All the patients who had response to therapy were younger than 65 years of age. In
our study, younger patients were offered HMA in view of ineligibility for IC regimens
due to various reasons as stated earlier. Age <65 years had a significant impact on
the response to therapy. Patients with higher comorbidity indices (HCT-CI >2, Charlson
CI > 5) did not have good response to therapy in our study, indicating that comorbidities
have a significant impact on response and survival in AML patients treated with HMAs.
Hb level, platelet counts, and WBC did not have an impact on response to therapy in
our trial. However, in patients who presented with leukopenia had a nonsignificant
trend toward worse outcomes (odds ratio - 1.42, 95% confidence interval 0.51–3.91).

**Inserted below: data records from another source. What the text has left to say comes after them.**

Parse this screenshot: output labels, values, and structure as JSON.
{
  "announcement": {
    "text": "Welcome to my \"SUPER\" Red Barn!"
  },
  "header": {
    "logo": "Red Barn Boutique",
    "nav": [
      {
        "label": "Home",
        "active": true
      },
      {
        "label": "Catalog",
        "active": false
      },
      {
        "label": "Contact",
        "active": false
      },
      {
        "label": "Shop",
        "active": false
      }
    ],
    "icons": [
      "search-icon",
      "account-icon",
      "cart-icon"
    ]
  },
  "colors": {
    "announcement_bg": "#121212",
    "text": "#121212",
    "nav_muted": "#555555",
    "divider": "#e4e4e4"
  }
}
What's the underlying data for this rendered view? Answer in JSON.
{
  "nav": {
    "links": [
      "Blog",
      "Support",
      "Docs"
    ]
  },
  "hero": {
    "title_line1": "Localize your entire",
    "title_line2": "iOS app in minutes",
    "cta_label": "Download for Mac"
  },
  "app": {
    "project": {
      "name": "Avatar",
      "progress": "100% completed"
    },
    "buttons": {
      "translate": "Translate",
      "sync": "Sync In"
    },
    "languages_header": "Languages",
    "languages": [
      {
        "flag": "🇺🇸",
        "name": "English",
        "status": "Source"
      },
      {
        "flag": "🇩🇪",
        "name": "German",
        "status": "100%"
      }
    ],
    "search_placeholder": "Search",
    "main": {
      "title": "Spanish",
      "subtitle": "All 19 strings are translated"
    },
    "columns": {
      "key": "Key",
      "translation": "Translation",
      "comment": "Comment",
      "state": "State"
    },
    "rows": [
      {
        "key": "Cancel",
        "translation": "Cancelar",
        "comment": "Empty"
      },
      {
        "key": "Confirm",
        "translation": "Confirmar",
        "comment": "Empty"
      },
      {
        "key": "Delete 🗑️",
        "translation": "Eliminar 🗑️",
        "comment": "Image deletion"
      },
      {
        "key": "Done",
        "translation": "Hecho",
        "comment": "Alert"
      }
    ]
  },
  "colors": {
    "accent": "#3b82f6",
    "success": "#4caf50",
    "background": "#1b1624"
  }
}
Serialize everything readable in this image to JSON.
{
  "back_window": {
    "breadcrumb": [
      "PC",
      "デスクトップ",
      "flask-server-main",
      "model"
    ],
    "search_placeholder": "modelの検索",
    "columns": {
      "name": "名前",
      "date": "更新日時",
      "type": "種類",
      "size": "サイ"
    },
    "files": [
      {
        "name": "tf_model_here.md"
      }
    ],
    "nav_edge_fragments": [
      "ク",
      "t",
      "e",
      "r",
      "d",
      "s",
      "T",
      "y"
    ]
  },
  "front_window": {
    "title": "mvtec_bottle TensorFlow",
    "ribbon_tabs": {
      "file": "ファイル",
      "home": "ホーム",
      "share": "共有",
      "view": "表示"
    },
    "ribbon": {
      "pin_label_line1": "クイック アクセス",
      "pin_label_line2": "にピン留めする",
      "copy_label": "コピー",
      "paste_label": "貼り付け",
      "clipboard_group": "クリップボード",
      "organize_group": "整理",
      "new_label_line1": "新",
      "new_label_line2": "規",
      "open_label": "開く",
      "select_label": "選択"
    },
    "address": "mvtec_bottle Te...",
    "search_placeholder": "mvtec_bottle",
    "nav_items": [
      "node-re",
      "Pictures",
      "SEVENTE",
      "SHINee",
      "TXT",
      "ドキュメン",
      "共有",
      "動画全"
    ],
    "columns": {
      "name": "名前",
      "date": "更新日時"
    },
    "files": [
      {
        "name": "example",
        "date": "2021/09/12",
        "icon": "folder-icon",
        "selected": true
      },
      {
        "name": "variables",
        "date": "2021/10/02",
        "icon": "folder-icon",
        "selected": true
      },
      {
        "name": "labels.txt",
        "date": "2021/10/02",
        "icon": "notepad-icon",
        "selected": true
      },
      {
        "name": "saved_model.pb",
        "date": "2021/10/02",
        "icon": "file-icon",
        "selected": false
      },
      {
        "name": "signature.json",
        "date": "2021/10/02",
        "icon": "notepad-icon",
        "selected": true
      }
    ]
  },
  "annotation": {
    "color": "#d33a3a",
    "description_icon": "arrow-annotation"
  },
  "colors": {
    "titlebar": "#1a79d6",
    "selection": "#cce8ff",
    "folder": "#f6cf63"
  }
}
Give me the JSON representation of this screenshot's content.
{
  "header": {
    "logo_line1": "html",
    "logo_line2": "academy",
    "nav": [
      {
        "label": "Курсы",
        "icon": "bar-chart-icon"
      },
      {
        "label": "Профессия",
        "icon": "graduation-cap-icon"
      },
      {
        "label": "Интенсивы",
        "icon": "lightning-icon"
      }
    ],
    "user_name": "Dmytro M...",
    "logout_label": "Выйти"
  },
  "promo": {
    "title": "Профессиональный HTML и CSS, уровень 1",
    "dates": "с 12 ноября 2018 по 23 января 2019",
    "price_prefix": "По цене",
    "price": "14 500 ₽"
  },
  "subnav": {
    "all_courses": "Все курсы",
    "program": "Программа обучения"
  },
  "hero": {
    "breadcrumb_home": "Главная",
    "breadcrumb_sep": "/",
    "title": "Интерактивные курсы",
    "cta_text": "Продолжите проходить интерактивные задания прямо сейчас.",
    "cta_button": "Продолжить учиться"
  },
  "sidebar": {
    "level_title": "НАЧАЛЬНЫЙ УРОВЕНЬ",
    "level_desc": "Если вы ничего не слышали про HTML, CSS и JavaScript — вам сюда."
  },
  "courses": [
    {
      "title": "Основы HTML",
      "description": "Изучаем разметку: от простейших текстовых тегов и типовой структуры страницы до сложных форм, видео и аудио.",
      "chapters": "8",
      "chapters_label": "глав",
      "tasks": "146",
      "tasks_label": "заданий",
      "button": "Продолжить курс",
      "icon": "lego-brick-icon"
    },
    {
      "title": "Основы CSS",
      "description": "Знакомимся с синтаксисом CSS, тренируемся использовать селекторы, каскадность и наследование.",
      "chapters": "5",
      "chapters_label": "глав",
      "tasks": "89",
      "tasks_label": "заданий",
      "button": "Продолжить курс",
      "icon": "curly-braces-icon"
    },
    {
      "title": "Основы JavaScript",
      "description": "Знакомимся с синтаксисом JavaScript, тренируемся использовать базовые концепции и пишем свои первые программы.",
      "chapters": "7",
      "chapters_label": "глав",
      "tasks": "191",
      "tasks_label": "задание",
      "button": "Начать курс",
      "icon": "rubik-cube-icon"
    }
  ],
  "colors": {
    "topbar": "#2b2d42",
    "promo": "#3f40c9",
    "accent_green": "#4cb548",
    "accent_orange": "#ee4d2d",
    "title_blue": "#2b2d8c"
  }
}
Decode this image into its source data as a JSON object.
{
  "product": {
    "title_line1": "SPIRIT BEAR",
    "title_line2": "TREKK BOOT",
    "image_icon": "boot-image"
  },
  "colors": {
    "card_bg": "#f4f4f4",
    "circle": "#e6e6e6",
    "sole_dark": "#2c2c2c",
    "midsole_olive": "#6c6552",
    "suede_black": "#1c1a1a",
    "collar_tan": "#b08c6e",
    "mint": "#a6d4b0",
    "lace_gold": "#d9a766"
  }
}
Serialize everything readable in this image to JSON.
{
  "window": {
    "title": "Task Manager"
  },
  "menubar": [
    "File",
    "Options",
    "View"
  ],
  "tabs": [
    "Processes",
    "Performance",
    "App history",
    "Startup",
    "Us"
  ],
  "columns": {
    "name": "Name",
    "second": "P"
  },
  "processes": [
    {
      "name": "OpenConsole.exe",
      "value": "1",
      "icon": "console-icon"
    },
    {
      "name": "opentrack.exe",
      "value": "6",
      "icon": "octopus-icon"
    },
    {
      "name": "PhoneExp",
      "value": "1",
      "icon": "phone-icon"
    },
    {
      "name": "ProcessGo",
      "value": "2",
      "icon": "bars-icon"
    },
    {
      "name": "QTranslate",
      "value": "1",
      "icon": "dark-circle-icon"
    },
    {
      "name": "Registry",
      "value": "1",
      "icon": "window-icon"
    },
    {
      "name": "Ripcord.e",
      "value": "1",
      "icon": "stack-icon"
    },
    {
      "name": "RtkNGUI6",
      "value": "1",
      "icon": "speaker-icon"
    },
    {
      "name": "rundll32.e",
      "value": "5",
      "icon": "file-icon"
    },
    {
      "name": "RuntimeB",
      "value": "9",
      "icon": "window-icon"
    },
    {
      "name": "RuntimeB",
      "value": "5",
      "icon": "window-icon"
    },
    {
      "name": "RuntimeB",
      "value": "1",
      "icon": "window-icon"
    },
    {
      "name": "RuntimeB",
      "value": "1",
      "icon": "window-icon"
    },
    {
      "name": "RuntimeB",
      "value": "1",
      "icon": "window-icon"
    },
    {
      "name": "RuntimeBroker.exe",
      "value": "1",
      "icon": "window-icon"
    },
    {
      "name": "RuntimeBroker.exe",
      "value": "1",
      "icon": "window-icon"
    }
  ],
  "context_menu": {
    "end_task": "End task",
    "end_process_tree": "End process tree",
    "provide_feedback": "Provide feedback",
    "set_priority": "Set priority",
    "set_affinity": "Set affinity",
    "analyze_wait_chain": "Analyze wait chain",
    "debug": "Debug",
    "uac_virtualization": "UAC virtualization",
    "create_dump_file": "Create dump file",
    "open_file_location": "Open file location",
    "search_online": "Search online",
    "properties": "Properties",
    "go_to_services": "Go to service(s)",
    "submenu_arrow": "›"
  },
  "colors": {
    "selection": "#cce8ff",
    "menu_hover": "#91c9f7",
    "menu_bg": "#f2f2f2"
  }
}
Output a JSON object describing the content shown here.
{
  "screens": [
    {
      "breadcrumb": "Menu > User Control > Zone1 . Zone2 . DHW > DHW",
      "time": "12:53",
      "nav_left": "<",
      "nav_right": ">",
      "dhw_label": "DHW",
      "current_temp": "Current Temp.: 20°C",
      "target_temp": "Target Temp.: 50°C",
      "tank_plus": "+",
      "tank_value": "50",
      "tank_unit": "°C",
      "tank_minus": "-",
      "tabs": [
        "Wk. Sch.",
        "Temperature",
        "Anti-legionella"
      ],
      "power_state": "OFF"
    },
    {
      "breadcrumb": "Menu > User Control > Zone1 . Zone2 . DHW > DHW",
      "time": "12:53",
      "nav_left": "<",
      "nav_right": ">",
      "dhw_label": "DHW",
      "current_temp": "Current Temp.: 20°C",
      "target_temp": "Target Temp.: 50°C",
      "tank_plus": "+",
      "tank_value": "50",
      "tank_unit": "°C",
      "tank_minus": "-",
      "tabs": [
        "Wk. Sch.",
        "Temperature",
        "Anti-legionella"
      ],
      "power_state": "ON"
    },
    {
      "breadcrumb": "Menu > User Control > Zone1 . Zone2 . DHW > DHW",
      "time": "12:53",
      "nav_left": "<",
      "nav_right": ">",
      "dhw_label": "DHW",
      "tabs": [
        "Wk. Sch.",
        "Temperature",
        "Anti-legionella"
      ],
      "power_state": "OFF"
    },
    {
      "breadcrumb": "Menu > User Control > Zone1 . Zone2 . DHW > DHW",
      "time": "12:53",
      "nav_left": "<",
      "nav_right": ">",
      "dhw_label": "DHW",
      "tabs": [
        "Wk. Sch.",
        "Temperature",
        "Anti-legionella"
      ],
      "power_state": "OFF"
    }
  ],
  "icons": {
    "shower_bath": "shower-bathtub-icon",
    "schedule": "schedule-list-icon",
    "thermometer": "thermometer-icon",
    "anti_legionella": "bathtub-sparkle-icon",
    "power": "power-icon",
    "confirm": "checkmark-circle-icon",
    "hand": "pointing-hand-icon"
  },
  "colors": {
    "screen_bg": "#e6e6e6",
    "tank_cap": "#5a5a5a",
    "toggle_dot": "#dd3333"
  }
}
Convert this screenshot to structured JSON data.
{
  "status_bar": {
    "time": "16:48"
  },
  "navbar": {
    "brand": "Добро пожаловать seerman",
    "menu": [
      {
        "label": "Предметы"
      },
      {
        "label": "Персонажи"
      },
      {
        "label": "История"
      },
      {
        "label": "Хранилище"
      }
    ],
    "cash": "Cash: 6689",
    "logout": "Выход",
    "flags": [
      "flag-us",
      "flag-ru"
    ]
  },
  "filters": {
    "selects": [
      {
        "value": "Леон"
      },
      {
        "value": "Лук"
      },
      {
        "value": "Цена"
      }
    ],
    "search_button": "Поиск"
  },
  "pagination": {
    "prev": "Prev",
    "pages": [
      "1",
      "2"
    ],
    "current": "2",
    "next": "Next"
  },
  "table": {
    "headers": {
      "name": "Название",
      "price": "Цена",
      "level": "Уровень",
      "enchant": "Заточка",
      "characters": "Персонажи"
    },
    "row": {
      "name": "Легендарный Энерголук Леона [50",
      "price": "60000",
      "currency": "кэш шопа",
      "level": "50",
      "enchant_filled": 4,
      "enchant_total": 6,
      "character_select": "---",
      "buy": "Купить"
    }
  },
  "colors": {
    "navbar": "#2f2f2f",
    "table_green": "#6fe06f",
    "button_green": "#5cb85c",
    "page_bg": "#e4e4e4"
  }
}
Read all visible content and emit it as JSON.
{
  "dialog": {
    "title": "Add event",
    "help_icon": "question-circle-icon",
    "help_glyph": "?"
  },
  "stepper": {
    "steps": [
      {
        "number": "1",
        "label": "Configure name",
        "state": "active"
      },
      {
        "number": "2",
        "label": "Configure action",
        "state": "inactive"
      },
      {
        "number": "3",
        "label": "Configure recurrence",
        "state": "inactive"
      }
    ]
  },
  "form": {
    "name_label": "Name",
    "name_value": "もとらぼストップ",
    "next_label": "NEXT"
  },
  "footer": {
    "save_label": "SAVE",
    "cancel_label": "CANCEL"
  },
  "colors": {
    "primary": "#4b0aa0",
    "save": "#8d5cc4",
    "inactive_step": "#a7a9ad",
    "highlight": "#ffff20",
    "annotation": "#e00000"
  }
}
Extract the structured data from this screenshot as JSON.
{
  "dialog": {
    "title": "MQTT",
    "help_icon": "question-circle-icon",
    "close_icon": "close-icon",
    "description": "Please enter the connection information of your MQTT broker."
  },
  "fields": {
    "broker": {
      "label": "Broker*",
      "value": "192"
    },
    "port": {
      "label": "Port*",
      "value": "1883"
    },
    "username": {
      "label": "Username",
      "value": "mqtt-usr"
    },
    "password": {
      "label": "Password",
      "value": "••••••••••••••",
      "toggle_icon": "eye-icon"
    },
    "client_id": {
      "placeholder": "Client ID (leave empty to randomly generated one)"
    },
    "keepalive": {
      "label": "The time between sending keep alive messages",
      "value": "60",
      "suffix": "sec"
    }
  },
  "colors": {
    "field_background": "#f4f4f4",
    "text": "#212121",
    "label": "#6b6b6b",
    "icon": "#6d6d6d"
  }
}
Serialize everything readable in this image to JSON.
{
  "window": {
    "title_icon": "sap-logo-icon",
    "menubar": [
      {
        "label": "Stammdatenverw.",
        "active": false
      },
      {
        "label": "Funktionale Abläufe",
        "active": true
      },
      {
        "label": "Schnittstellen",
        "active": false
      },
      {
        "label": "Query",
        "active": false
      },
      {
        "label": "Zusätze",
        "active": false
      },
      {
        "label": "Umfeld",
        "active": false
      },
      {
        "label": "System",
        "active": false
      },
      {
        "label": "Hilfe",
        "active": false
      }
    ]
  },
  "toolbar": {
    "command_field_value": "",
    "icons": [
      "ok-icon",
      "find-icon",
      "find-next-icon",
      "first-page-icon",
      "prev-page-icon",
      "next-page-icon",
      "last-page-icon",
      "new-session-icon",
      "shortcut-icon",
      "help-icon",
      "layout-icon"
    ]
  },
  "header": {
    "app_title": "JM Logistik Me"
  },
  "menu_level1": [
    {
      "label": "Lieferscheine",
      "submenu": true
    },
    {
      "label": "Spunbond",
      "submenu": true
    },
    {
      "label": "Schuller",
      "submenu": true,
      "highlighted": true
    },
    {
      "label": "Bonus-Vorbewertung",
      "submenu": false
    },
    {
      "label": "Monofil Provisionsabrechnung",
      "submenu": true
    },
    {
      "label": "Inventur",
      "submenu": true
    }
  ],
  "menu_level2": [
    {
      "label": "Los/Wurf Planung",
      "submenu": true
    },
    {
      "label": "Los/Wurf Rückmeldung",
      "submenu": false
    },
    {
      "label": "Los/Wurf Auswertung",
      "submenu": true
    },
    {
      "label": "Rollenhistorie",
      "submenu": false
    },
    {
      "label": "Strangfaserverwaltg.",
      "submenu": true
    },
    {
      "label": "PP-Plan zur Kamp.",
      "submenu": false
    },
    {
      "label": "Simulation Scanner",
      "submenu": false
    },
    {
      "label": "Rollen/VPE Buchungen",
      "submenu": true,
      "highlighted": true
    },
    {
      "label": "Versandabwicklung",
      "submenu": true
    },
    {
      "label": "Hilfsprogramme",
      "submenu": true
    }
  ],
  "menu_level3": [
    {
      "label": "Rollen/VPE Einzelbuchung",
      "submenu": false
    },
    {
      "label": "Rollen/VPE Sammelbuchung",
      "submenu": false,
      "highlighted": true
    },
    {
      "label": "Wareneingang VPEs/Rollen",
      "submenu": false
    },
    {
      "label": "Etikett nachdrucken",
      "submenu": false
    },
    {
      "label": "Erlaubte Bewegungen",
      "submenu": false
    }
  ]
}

AZA therapy prolonged OS compared with CCRs in older patients with 20%–30% BM blasts
in the phase 3 AZA-001 trial.[15] The same results could not be established in our study as the patient population
with blasts <30% is very small (17%).
IC and LDAC provide no OS benefit in older patients with AML and poor cytogenetics,
and in such patients, HMA therapy provides better outcomes.[23]
[24]
[25] In our study, patients cytogenetic risk had no impact on response to therapy. This
can be attributed to the nonavailability of risk stratification in all patients and
small sample size.
The median PFS and OS observed in our study are 6.06 ± 0.65 months and 7 ± 1.32 months,
respectively, for patients who received a minimum of three cycles of therapy. In a
multicenter DAC phase II trial in 227 older AML patients, CR/PR rate was 26% and median
OS was 5.5 months.[26] Our results are comparable with other studies.[17]
[19]
[22]
[27] When survival rates are evaluated in the entire study group, the median PFS and
OS were 1.86 ± 0.55 months and 2.33 ± 1.23 months’ respectively. The decrease in the
survival rates can be attributed to early deaths in 15 (65%) patients. The incidence
of adverse events could not be evaluated in the study group due to lack of documentation,
as the study being a retrospective analysis.
Conclusion
AZA and DAC provide an important additional treatment option in newly diagnosed AML
patients who are older, with poor PS, higher comorbidity indices and who refuse IC.